I have been an unhappy customer this week. Standing in the shoes that our own customers would have occupied, I was entirely dependent on the whims of a service centre. When will they respond? Will I be treated as the valued customer I was promised I’d be when I signed up? Will they understand what I am asking, or will they try to pigeon hole me into one of their pre-determined scripted responses?
I remember when I worked for a major utilities brand many years ago, we were very proud of our customer charter, not least our commitment “to respond to all customer enquiries within 10 days”. Now this was promised in the age when most communication was by postal letter. I was most intrigued on visiting the part of our business that dealt with customer correspondence one day to discover that the department was designed to do exactly this – to answer letters by day ten – which meant that they wouldn’t even look at them until day ten. They openly admitted that they could answer most requests on the day they arrived, but because the standard was set as ten days, the system was designed to meet that commitment – nothing more, nothing less!

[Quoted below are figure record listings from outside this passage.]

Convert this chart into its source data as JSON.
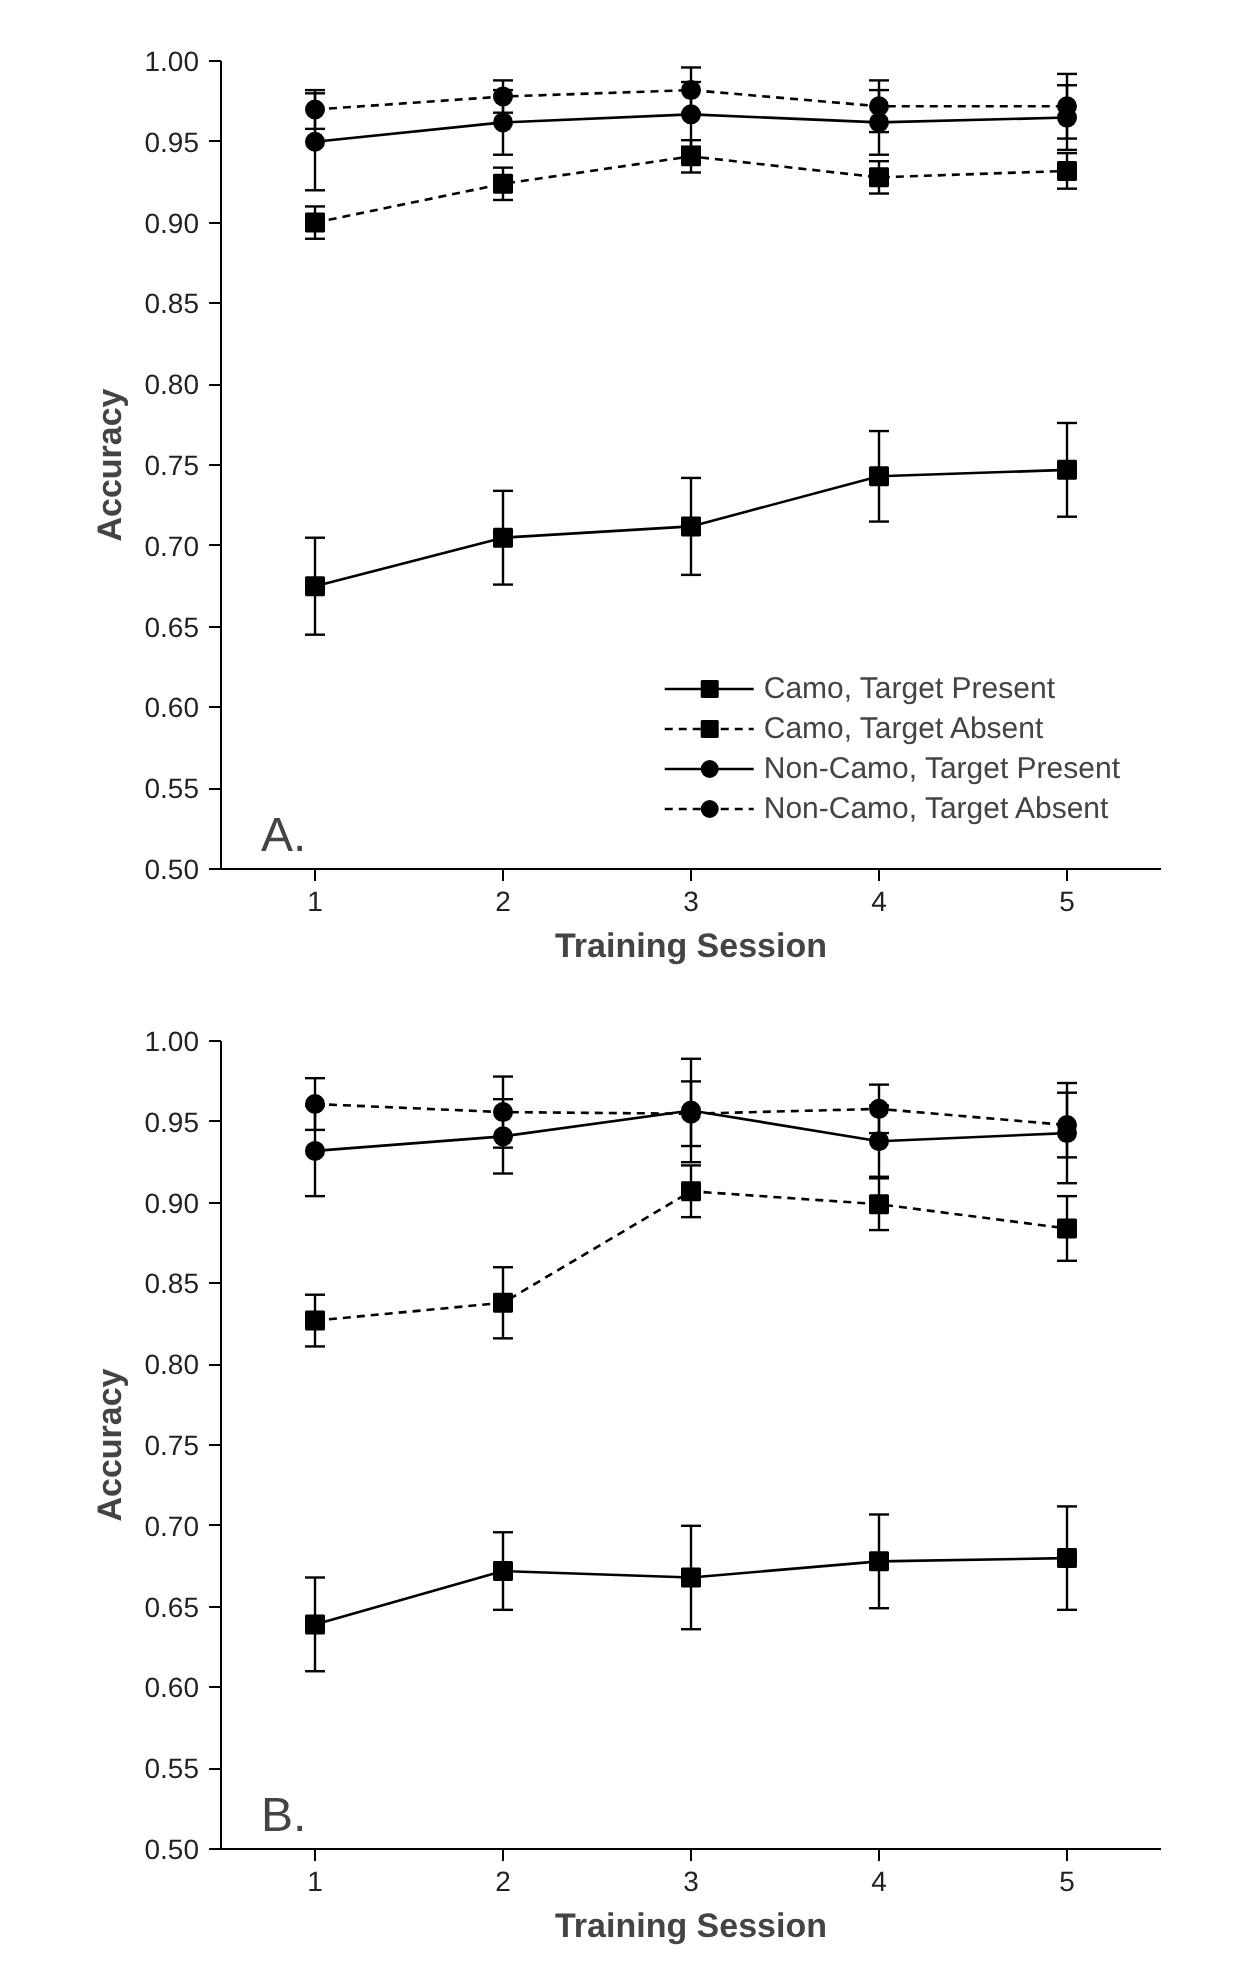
{
  "chart_data": [
    {
      "type": "line",
      "annotations": [
        "A."
      ],
      "xlabel": "Training Session",
      "ylabel": "Accuracy",
      "x": [
        1,
        2,
        3,
        4,
        5
      ],
      "xlim": [
        0.5,
        5.5
      ],
      "xticks": [
        1,
        2,
        3,
        4,
        5
      ],
      "ylim": [
        0.5,
        1.0
      ],
      "yticks": [
        {
          "value": 0.5,
          "label": "0.50"
        },
        {
          "value": 0.55,
          "label": "0.55"
        },
        {
          "value": 0.6,
          "label": "0.60"
        },
        {
          "value": 0.65,
          "label": "0.65"
        },
        {
          "value": 0.7,
          "label": "0.70"
        },
        {
          "value": 0.75,
          "label": "0.75"
        },
        {
          "value": 0.8,
          "label": "0.80"
        },
        {
          "value": 0.85,
          "label": "0.85"
        },
        {
          "value": 0.9,
          "label": "0.90"
        },
        {
          "value": 0.95,
          "label": "0.95"
        },
        {
          "value": 1.0,
          "label": "1.00"
        }
      ],
      "grid": false,
      "legend": "bottom right",
      "series": [
        {
          "name": "Camo, Target Present",
          "color": "#000000",
          "marker": "square",
          "line_style": "solid",
          "values": [
            0.675,
            0.705,
            0.712,
            0.743,
            0.747
          ],
          "errors": [
            0.03,
            0.029,
            0.03,
            0.028,
            0.029
          ]
        },
        {
          "name": "Camo, Target Absent",
          "color": "#000000",
          "marker": "square",
          "line_style": "dashed",
          "values": [
            0.9,
            0.924,
            0.941,
            0.928,
            0.932
          ],
          "errors": [
            0.01,
            0.01,
            0.01,
            0.01,
            0.011
          ]
        },
        {
          "name": "Non-Camo, Target Present",
          "color": "#000000",
          "marker": "circle",
          "line_style": "solid",
          "values": [
            0.95,
            0.962,
            0.967,
            0.962,
            0.965
          ],
          "errors": [
            0.03,
            0.02,
            0.02,
            0.02,
            0.02
          ]
        },
        {
          "name": "Non-Camo, Target Absent",
          "color": "#000000",
          "marker": "circle",
          "line_style": "dashed",
          "values": [
            0.97,
            0.978,
            0.982,
            0.972,
            0.972
          ],
          "errors": [
            0.012,
            0.01,
            0.014,
            0.016,
            0.02
          ]
        }
      ]
    },
    {
      "type": "line",
      "annotations": [
        "B."
      ],
      "xlabel": "Training Session",
      "ylabel": "Accuracy",
      "x": [
        1,
        2,
        3,
        4,
        5
      ],
      "xlim": [
        0.5,
        5.5
      ],
      "xticks": [
        1,
        2,
        3,
        4,
        5
      ],
      "ylim": [
        0.5,
        1.0
      ],
      "yticks": [
        {
          "value": 0.5,
          "label": "0.50"
        },
        {
          "value": 0.55,
          "label": "0.55"
        },
        {
          "value": 0.6,
          "label": "0.60"
        },
        {
          "value": 0.65,
          "label": "0.65"
        },
        {
          "value": 0.7,
          "label": "0.70"
        },
        {
          "value": 0.75,
          "label": "0.75"
        },
        {
          "value": 0.8,
          "label": "0.80"
        },
        {
          "value": 0.85,
          "label": "0.85"
        },
        {
          "value": 0.9,
          "label": "0.90"
        },
        {
          "value": 0.95,
          "label": "0.95"
        },
        {
          "value": 1.0,
          "label": "1.00"
        }
      ],
      "grid": false,
      "legend": false,
      "series": [
        {
          "color": "#000000",
          "marker": "square",
          "line_style": "solid",
          "values": [
            0.639,
            0.672,
            0.668,
            0.678,
            0.68
          ],
          "errors": [
            0.029,
            0.024,
            0.032,
            0.029,
            0.032
          ]
        },
        {
          "color": "#000000",
          "marker": "square",
          "line_style": "dashed",
          "values": [
            0.827,
            0.838,
            0.907,
            0.899,
            0.884
          ],
          "errors": [
            0.016,
            0.022,
            0.016,
            0.016,
            0.02
          ]
        },
        {
          "color": "#000000",
          "marker": "circle",
          "line_style": "solid",
          "values": [
            0.932,
            0.941,
            0.957,
            0.938,
            0.943
          ],
          "errors": [
            0.028,
            0.023,
            0.032,
            0.022,
            0.031
          ]
        },
        {
          "color": "#000000",
          "marker": "circle",
          "line_style": "dashed",
          "values": [
            0.961,
            0.956,
            0.955,
            0.958,
            0.948
          ],
          "errors": [
            0.016,
            0.022,
            0.02,
            0.015,
            0.02
          ]
        }
      ]
    }
  ]
}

I’m sorry, but ‘10 days’ to reply may have been acceptable in the paper age, but not in the online age
Troublingly, nothing seems to have moved on. I recently emailed them and their response suggests the brand is still using the same process, even though the medium has changed – I got an automated response saying they would aim to get back to me within 10 days. Now, I am sorry, but while 10 days may have been acceptable in the paper age, customers’ expectations in this online age are much more immediate.
One of the reasonings behind the current debate about sales and marketing functions getting closer together is that we can all too quickly forget that marketers are responsible for the whole customer journey. I recently read a report by the private equity house Blackstone which stated that “over 40% of consumers have switched brands in the past 18 months; with evidence suggesting the same is true in business-to-business”.
If the old adage of the cost of recruitment versus the cost of retention still stands, this is mighty worrying. Perhaps alongside sales and marketing getting together, we should be asking our customer service colleagues to join us as well?